The Curious Incident of the Dog in the Night-Time Has Bite in Boulder
By Juliet Wittman, for Westword Magazine (Read the original.)
Perhaps the hardest thing for parents of neurologically challenged children is understanding what’s going on in their children’s heads. They recognize splinters of some of their own behaviors: Who hasn’t had a moment of near-panic on entering a crowded and unfamiliar environment? Don’t we all occasionally crave silence and solitude? And doesn’t almost everyone have some small, unobtrusive rituals that they use to get through difficult moments? But in these children, such characteristics are carried to an extreme — and the child can’t really explain what he or she is feeling and thinking.
Many writers have attempted to enter these closed-off minds. Harold Pinter’s play A Kind of Alaska was inspired by Oliver Sacks’s work with people suffering from encephalitis lethargica and described in his book Awakenings. There’s also Arthur Kopit’s Wings, told from the perspective of a woman who has suffered a stroke, and the brilliant essays of neurologist-genius Sacks himself.
In his 2003 novel, The Curious Incident of the Dog in the Night-time, Mark Haddon takes on the persona of Christopher, a fifteen-year-old somewhere on the autism spectrum and with a genius for math. Haddon doesn’t attempt a clinical analysis, but bases his protagonist’s story on his own creative imagining. The stage version, written by Simon Stephens, premiered in London in 2012 and on Broadway a year later, winning a slew of awards. The Boulder Ensemble Theatre Company is now staging the play’s first Colorado production (the touring company came through in June 2017).

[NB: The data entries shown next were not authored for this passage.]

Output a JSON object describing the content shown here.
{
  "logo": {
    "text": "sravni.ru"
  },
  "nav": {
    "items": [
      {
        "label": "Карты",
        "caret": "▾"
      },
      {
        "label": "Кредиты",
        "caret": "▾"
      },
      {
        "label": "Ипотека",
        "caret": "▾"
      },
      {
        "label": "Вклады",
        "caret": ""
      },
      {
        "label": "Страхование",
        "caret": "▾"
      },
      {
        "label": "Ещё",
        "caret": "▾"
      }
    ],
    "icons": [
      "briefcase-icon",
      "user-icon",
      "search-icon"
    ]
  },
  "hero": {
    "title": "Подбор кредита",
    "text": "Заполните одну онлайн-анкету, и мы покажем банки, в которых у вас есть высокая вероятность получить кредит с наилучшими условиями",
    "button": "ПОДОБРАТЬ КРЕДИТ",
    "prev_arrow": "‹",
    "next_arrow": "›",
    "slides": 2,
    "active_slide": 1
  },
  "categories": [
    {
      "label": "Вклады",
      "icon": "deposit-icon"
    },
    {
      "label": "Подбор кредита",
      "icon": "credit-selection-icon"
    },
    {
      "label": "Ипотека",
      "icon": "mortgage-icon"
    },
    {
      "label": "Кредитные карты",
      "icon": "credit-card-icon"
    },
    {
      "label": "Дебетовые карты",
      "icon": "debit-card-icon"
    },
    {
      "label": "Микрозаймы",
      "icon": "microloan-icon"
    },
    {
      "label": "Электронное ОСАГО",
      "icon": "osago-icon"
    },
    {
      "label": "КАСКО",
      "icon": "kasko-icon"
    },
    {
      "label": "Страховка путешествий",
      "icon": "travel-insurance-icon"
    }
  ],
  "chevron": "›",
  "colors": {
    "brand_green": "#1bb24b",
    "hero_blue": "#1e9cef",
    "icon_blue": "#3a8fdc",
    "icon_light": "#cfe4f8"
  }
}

There is a plot: Christopher discovers that his neighbor’s dog has been cruelly killed with a garden fork. Initially accused himself, Christopher — a fan of Sherlock Holmes (whose work inspired the title) — determines to solve the mystery of this ugly death. But the dog’s murder is solved by the end of the first act, and the second act becomes a coming-of-age story, as the teenager searches for the truth about his dysfunctional family — his violent father and absent mother — and in the process discovers some truths about himself. The narrative is supplied by his teacher, Siobhan, reading from a book Christopher has attempted.

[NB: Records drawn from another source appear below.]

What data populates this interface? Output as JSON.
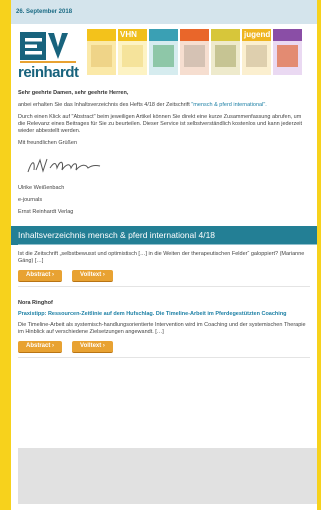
{
  "header": {
    "date": "26. September 2018"
  },
  "brand": {
    "logo_text": "reinhardt",
    "colors": {
      "teal": "#18637d",
      "orange": "#e8a232",
      "yellow": "#f7d21c",
      "toc": "#237f95"
    }
  },
  "covers": [
    {
      "label": "",
      "band": "#f3c21b",
      "tint": "#eacb7a"
    },
    {
      "label": "VHN",
      "band": "#f0bf1c",
      "tint": "#f1dc8a"
    },
    {
      "label": "",
      "band": "#3aa0b4",
      "tint": "#6fb88a"
    },
    {
      "label": "",
      "band": "#e9662a",
      "tint": "#c7b6a8"
    },
    {
      "label": "",
      "band": "#d7c63a",
      "tint": "#b5b37a"
    },
    {
      "label": "jugend",
      "band": "#efb520",
      "tint": "#d2c2a0"
    },
    {
      "label": "",
      "band": "#8a4ea6",
      "tint": "#e06a3c"
    }
  ],
  "letter": {
    "salutation": "Sehr geehrte Damen, sehr geehrte Herren,",
    "intro": "anbei erhalten Sie das Inhaltsverzeichnis des Hefts 4/18 der Zeitschrift",
    "journal_link": "\"mensch & pferd international\".",
    "explanation": "Durch einen Klick auf \"Abstract\" beim jeweiligen Artikel können Sie direkt eine kurze Zusammenfassung abrufen, um die Relevanz eines Beitrages für Sie zu beurteilen. Dieser Service ist selbstverständlich kostenlos und kann jederzeit wieder abbestellt werden.",
    "closing": "Mit freundlichen Grüßen",
    "sig_name": "Ulrike Weißenbach",
    "sig_role": "e-journals",
    "sig_company": "Ernst Reinhardt Verlag"
  },
  "toc": {
    "title": "Inhaltsverzeichnis mensch & pferd international 4/18"
  },
  "articles": [
    {
      "author": "",
      "title": "",
      "text": "Ist die Zeitschrift „selbstbewusst und optimistisch […] in die Weiten der therapeutischen Felder“ galoppiert? (Marianne Gäng) […]",
      "abstract_label": "Abstract ›",
      "fulltext_label": "Volltext ›"
    },
    {
      "author": "Nora Ringhof",
      "title": "Praxistipp: Ressourcen-Zeitlinie auf dem Hufschlag. Die Timeline-Arbeit im Pferdegestützten Coaching",
      "text": "Die Timeline-Arbeit als systemisch-handlungsorientierte Intervention wird im Coaching und der systemischen Therapie im Hinblick auf verschiedene Zielsetzungen angewandt. […]",
      "abstract_label": "Abstract ›",
      "fulltext_label": "Volltext ›"
    }
  ]
}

The strongest moments are less about plot and more about the workings of Christopher’s mind, which are both narrowly repetitive and as vast and beautiful as the universe itself. When it comes down to earth, the script creaks here and there. Siobhan’s announcement halfway through the action that she’s persuaded Christopher to create a play from his material — the very play we’re watching, in fact — thuds as a device. It adds nothing to the evening: We don’t view the action differently or perceive a change in tone; nothing becomes more consciously theatrical.
Because the story is entirely Christopher’s, and his vision is limited, you never really get inside anyone else’s mind, though some strong performances do bring other characters to life. Billie McBride is touching as the understanding neighbor, Mrs. Alexander, and Warren Sherrill brings humanity and an occasional much-needed touch of humor to a couple of bit parts. Michael Morgan and the always-luminous Karen LaMoureaux do fine work as Christopher’s parents, and Alex Rosenthal plays tic-ridden Christopher with a perfect mingling of vulnerability and stubborn pride. Anastasia Davidson’s Siobhan is charming, but the performance might have been given a little more heft.

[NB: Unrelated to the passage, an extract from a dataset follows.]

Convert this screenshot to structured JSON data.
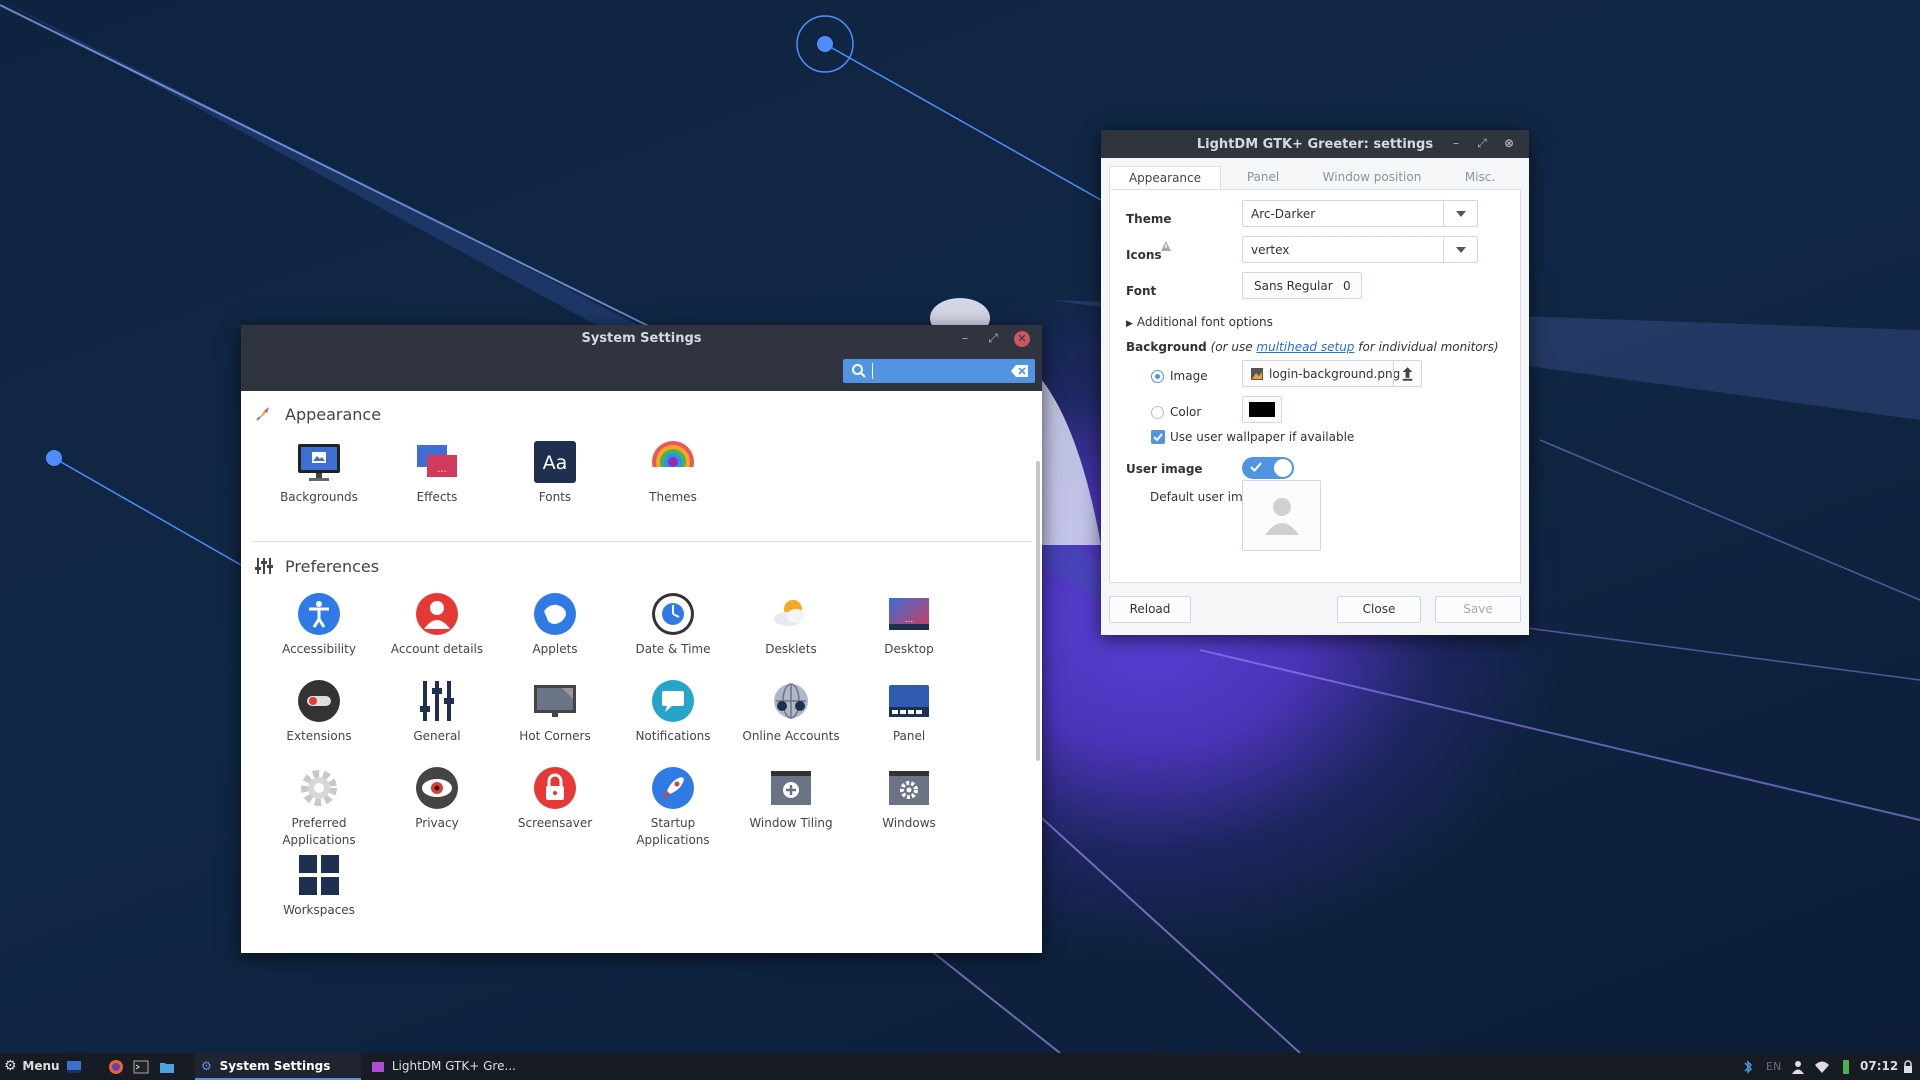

The national tour of The Curious Incident of the Dog in the Night-Time, which I saw in Denver, used intense tech to illustrate Christopher’s inner life; the production was dominated by set, sound and lighting, with tall walls that looked like graph paper on which numbers crawled or writhed. When Christopher broke down, overwhelmed by sensory input or because someone had physically touched him, there was an ear-shredding cacophony of sound. Since BETC doesn’t have tens of thousands of dollars at its disposal, director Stephen Weitz makes do with ingenuity, creativity and human — along with stylistically choreographed human bodies. Set designer Tina Anderson has come up with an elegant, over-arching and segmented dome onto which images are projected. At one point, huge raindrops slide slowly down the curves of the dome; at another, the drops seem tiny and sharp as glittering diamonds. Both effects are strangely beautiful.
While the cumbersome tech tended to dwarf the actors in the national tour, this production is more intimate, more emotional — and more successful. It’s a hugely ambitious project that speaks volumes about the confidence, skill and experience of Boulder’s premier theater company.